OSHA requirements are set by statute, standards and regulations. Our interpretation letters explain these requirements and how they apply to particular circumstances, but they cannot create additional employer obligations. This letter constitutes OSHA's interpretation of the requirements discussed. Note that our enforcement guidance may be affected by changes to OSHA rules. Also, from time to time we update our guidance in response to new information. To keep apprised of such developments, you can consult OSHA's website at https://www.osha.gov.

January 19, 1989

Mr. Paul W. Davis
Western Suppliers Association
Suite 204 1777 Borel Place
San Mateo, California 94402

Dear Mr. Davis:

This is in response to your letter of November 8, 1988, regarding the Occupational Safety and Health Administration's (OSHA) Hazard Communication Standard (HCS). Please accept my apology for the delay in response.
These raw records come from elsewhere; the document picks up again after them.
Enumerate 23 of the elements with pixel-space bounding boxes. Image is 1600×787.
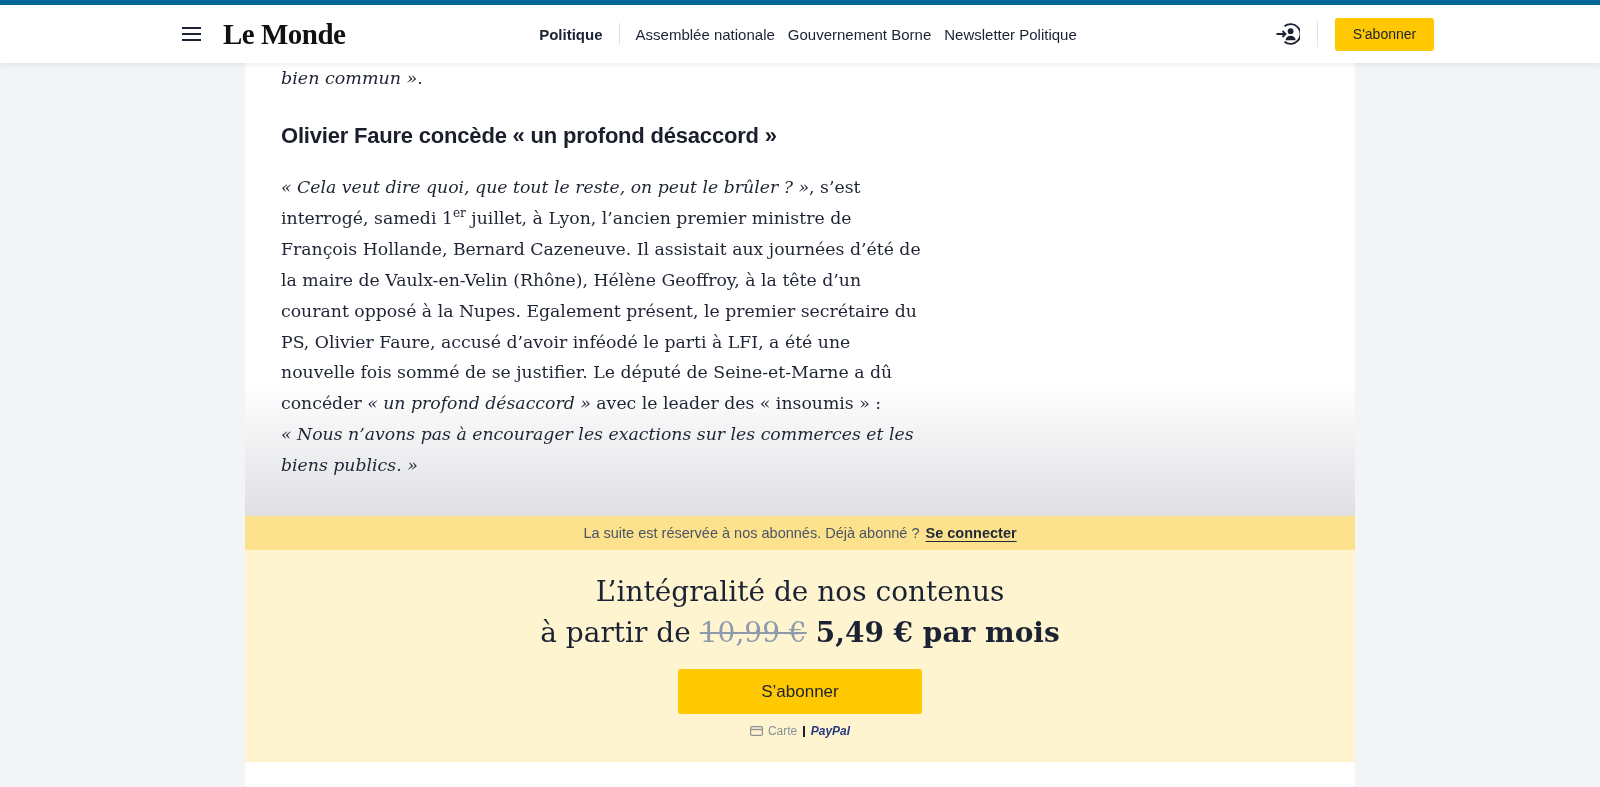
old-price: 10,99 € bbox=[699, 615, 807, 651]
menu-icon bbox=[182, 27, 201, 41]
card-label: Carte bbox=[767, 724, 798, 738]
nav-link[interactable]: Newsletter Politique bbox=[944, 25, 1077, 43]
price-intro: à partir de bbox=[540, 615, 691, 651]
login-icon bbox=[1276, 23, 1300, 45]
menu-button[interactable] bbox=[182, 27, 201, 41]
card-icon bbox=[749, 726, 763, 736]
subscribe-button[interactable]: S’abonner bbox=[678, 669, 922, 714]
subscribe-button[interactable]: S'abonner bbox=[1335, 17, 1434, 51]
paypal-logo: PayPal bbox=[810, 724, 851, 738]
nav-link[interactable]: Assemblée nationale bbox=[635, 25, 775, 43]
article-text: bien commun ». bbox=[281, 67, 423, 90]
site-logo[interactable]: Le Monde bbox=[223, 19, 346, 49]
login-button[interactable] bbox=[1276, 23, 1300, 45]
login-link[interactable]: Se connecter bbox=[925, 525, 1017, 541]
nav-link[interactable]: Politique bbox=[539, 25, 603, 43]
article-paragraph: « Cela veut dire quoi, que tout le reste, on peut le brûler ? », s’est interrogé, samedi 1$^{er}$ juillet, à Lyon, l’ancien premier ministre de François Hollande, Bernard Cazeneuve. Il assistait aux journées d’été de la maire de Vaulx-en-Velin (Rhône), Hélène Geoffroy, à la tête d’un courant opposé à la Nupes. Egalement présent, le premier secrétaire du PS, Olivier Faure, accusé d’avoir inféodé le parti à LFI, a été une nouvelle fois sommé de se justifier. Le député de Seine-et-Marne a dû concéder « un profond désaccord » avec le leader des « insoumis » : « Nous n’avons pas à encourager les exactions sur les commerces et les biens publics. » bbox=[281, 176, 921, 478]
section-heading: Olivier Faure concède « un profond désaccord » bbox=[281, 122, 777, 150]
offer-headline: L’intégralité de nos contenus bbox=[595, 574, 1005, 610]
paywall-notice: La suite est réservée à nos abonnés. Déjà abonné ? bbox=[583, 525, 920, 541]
new-price: 5,49 € par mois bbox=[815, 615, 1060, 651]
nav-link[interactable]: Gouvernement Borne bbox=[787, 25, 932, 43]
The HCS requires distributors to ensure that material safety data sheets (MSDS) and updated information are provided to other distributors and employers. The standard requires distributors to provide MSDS with the first shipment of hazardous chemicals to employers after September 23, 1987. Non-manufacturing employers were to be in compliance with all provisions of the standard, including having a MSDS for each hazardous chemical they use by May 23, 1988. OSHA extended the enforcement date, however, to August 1, 1988, as a result of a United States Court of Appeals decision which was unclear as to the extent of a granted stay of enforcement of the HCS. The court eventually clarified the application of the stay of enforcement only to the construction industry. Distributors were not obligated to provide MSDS during the stay. With the lifting of the stay distributors were again required to provide MSDS with next shipment of hazardous chemicals to employers on or after August 1, 1988, if a material safety data sheet had not previously been sent.
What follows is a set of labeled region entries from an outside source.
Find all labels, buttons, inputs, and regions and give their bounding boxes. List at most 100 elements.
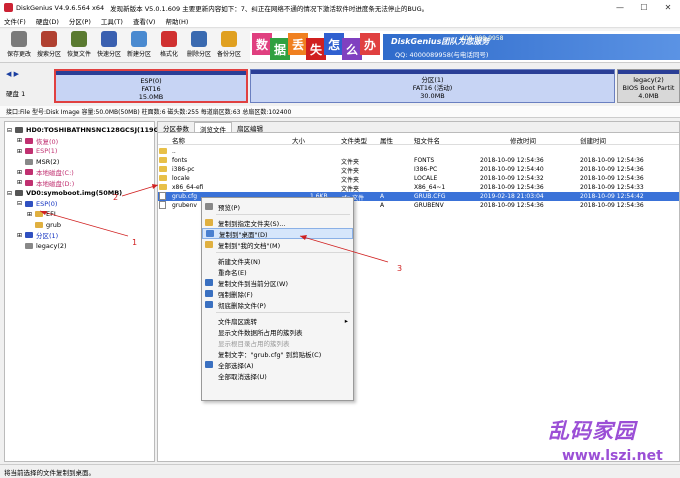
column-header[interactable]: 短文件名 bbox=[414, 135, 440, 145]
tree-node[interactable]: ⊟ VD0:symoboot.img(50MB) bbox=[7, 188, 122, 198]
file-row[interactable]: fonts 文件夹 FONTS 2018-10-09 12:54:36 2018-10-… bbox=[158, 156, 679, 166]
tree-node[interactable]: ⊞ EFI bbox=[27, 209, 56, 219]
tab-browse-files[interactable]: 浏览文件 bbox=[194, 122, 232, 134]
context-menu-item[interactable]: 显示文件数据所占用的簇列表 bbox=[202, 326, 353, 337]
file-cell-short: I386-PC bbox=[414, 166, 438, 173]
context-menu-item[interactable]: 新建文件夹(N) bbox=[202, 255, 353, 266]
toolbar-button[interactable]: 恢复文件 bbox=[64, 31, 94, 62]
tree-expander-icon[interactable]: ⊞ bbox=[17, 148, 25, 155]
column-header[interactable]: 修改时间 bbox=[510, 135, 536, 145]
context-menu-item[interactable]: 复制文字："grub.cfg" 到剪贴板(C) bbox=[202, 348, 353, 359]
toolbar-button-label: 保存更改 bbox=[6, 51, 31, 58]
toolbar-button-label: 删除分区 bbox=[186, 51, 211, 58]
column-header[interactable]: 属性 bbox=[380, 135, 393, 145]
context-menu-item[interactable]: 文件扇区跳转 ▸ bbox=[202, 315, 353, 326]
context-menu-label: 全部取消选择(U) bbox=[218, 372, 267, 381]
context-menu-item[interactable]: 复制文件到当前分区(W) bbox=[202, 277, 353, 288]
file-cell-attr: A bbox=[380, 202, 385, 209]
context-menu-item[interactable]: 复制到指定文件夹(S)... bbox=[202, 217, 353, 228]
toolbar-button[interactable]: 快速分区 bbox=[94, 31, 124, 62]
file-cell-name: i386-pc bbox=[172, 166, 195, 173]
tree-node[interactable]: legacy(2) bbox=[17, 241, 67, 251]
file-row[interactable]: i386-pc 文件夹 I386-PC 2018-10-09 12:54:40 2018… bbox=[158, 165, 679, 175]
context-menu-item[interactable]: 全部取消选择(U) bbox=[202, 370, 353, 381]
tree-expander-icon[interactable]: ⊟ bbox=[7, 190, 15, 197]
drive-icon bbox=[25, 242, 33, 249]
tree-node[interactable]: ⊞ ESP(1) bbox=[17, 146, 57, 156]
tree-expander-icon[interactable]: ⊞ bbox=[17, 179, 25, 186]
toolbar-button[interactable]: 保存更改 bbox=[4, 31, 34, 62]
delete-partition-icon bbox=[191, 31, 207, 47]
file-row[interactable]: x86_64-efi 文件夹 X86_64~1 2018-10-09 12:54:36… bbox=[158, 183, 679, 193]
context-menu-item[interactable]: 重命名(E) bbox=[202, 266, 353, 277]
folder-icon bbox=[35, 221, 43, 228]
banner-char: 据 bbox=[270, 38, 290, 60]
context-menu-label: 显示根目录占用的簇列表 bbox=[218, 339, 290, 348]
menu-view[interactable]: 查看(V) bbox=[133, 16, 156, 26]
update-notice[interactable]: 发现新版本 V5.0.1.609 主要更新内容如下：7、纠正在网络不通的情况下激… bbox=[110, 3, 428, 13]
tree-node[interactable]: ⊟ HD0:TOSHIBATHNSNC128GCSJ(119GB) bbox=[7, 125, 167, 135]
file-cell-ctime: 2018-10-09 12:54:36 bbox=[580, 175, 644, 182]
watermark-url: www.lszi.net bbox=[562, 448, 663, 464]
tree-expander-icon[interactable]: ⊞ bbox=[17, 232, 25, 239]
menu-file[interactable]: 文件(F) bbox=[4, 16, 26, 26]
minimize-button[interactable]: — bbox=[608, 0, 632, 15]
menu-help[interactable]: 帮助(H) bbox=[165, 16, 188, 26]
toolbar-button-label: 格式化 bbox=[159, 51, 178, 58]
tree-node[interactable]: ⊞ 本地磁盘(C:) bbox=[17, 167, 74, 178]
quick-partition-icon bbox=[101, 31, 117, 47]
column-header[interactable]: 文件类型 bbox=[341, 135, 367, 145]
tree-expander-icon[interactable]: ⊟ bbox=[17, 200, 25, 207]
context-menu-item[interactable]: 复制到"桌面"(D) bbox=[202, 228, 353, 239]
ad-banner[interactable]: DiskGenius团队为您服务 400-008-9958 QQ: 400008… bbox=[250, 31, 680, 62]
context-menu-item[interactable]: 彻底删除文件(P) bbox=[202, 299, 353, 310]
tree-expander-icon[interactable]: ⊞ bbox=[17, 137, 25, 144]
file-cell-attr: A bbox=[380, 193, 385, 200]
column-header[interactable]: 大小 bbox=[292, 135, 305, 145]
menu-disk[interactable]: 硬盘(D) bbox=[36, 16, 59, 26]
disk-nav-arrows[interactable]: ◀ ▶ bbox=[6, 70, 19, 78]
tree-node-label: 分区(1) bbox=[36, 232, 59, 240]
file-row[interactable]: .. bbox=[158, 147, 679, 156]
search-icon bbox=[41, 31, 57, 47]
maximize-button[interactable]: ☐ bbox=[632, 0, 656, 15]
banner-char: 丢 bbox=[288, 33, 308, 55]
folder-icon bbox=[159, 157, 167, 163]
tree-expander-icon[interactable]: ⊞ bbox=[17, 169, 25, 176]
toolbar-button[interactable]: 格式化 bbox=[154, 31, 184, 62]
tree-node-label: 本地磁盘(C:) bbox=[36, 169, 74, 177]
context-menu-item[interactable]: 强制删除(F) bbox=[202, 288, 353, 299]
tree-node[interactable]: ⊟ ESP(0) bbox=[17, 199, 57, 209]
toolbar-button-label: 恢复文件 bbox=[66, 51, 91, 58]
context-menu-item[interactable]: 全部选择(A) bbox=[202, 359, 353, 370]
context-menu-item[interactable]: 复制到"我的文档"(M) bbox=[202, 239, 353, 250]
tree-node[interactable]: ⊞ 分区(1) bbox=[17, 230, 59, 241]
partition-tree[interactable]: ⊟ HD0:TOSHIBATHNSNC128GCSJ(119GB) ⊞ 恢复(0) ⊞ E… bbox=[4, 121, 167, 462]
close-button[interactable]: ✕ bbox=[656, 0, 680, 15]
toolbar-button[interactable]: 新建分区 bbox=[124, 31, 154, 62]
file-row[interactable]: locale 文件夹 LOCALE 2018-10-09 12:54:32 2018-1… bbox=[158, 174, 679, 184]
copy-icon bbox=[205, 279, 213, 286]
toolbar-button[interactable]: 删除分区 bbox=[184, 31, 214, 62]
tree-node[interactable]: grub bbox=[27, 220, 61, 230]
menu-partition[interactable]: 分区(P) bbox=[69, 16, 91, 26]
tree-node[interactable]: ⊞ 本地磁盘(D:) bbox=[17, 178, 74, 188]
tab-sector-editor[interactable]: 扇区编辑 bbox=[232, 122, 268, 133]
partition-block-legacy[interactable]: legacy(2) BIOS Boot Partit 4.0MB bbox=[617, 69, 680, 103]
context-menu-item[interactable]: 预览(P) bbox=[202, 201, 353, 212]
partition-block-esp[interactable]: ESP(0) FAT16 15.0MB bbox=[54, 69, 248, 103]
tab-partition-params[interactable]: 分区参数 bbox=[158, 122, 194, 133]
column-header[interactable]: 名称 bbox=[172, 135, 185, 145]
tree-expander-icon[interactable]: ⊞ bbox=[27, 211, 35, 218]
tree-expander-icon[interactable]: ⊟ bbox=[7, 127, 15, 134]
tree-node[interactable]: ⊞ 恢复(0) bbox=[17, 136, 58, 146]
toolbar-button[interactable]: 备份分区 bbox=[214, 31, 244, 62]
file-cell-short: GRUB.CFG bbox=[414, 193, 446, 200]
menu-tools[interactable]: 工具(T) bbox=[101, 16, 123, 26]
partition-fs: FAT16 bbox=[141, 85, 161, 93]
column-header[interactable]: 创建时间 bbox=[580, 135, 606, 145]
tree-node[interactable]: MSR(2) bbox=[17, 157, 59, 167]
file-cell-name: x86_64-efi bbox=[172, 184, 204, 191]
toolbar-button[interactable]: 搜索分区 bbox=[34, 31, 64, 62]
partition-block-main[interactable]: 分区(1) FAT16 (活动) 30.0MB bbox=[250, 69, 615, 103]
The HCS does not prohibit distributors for asking their customers to pay for the cost of providing MSDS. The standard states that distributor shall ensure that material safety data sheets are provided to other distributors and employers. However, a distributor cannot break the established link between the requirement to provide A MSDS and the shipment of a hazardous chemical. Distributors that have shipped hazardous chemicals to downstream employers, therefore, are required to have provided the employer a MSDS. Failure of a distributor to send MSDS for hazardous chemicals previously shipped to downstream employers would result in a citation for non-compliance and abatement would require the distributor to provide the MSDS to the customers at no cost. As a result, it is the Agency's interpretation that distributors cannot charge their customers for MSDS for hazardous chemicals previously shipped. If a hazardous chemical has not yet been shipped the standard does not prohibit a distributor from charging a customer for the MSDS.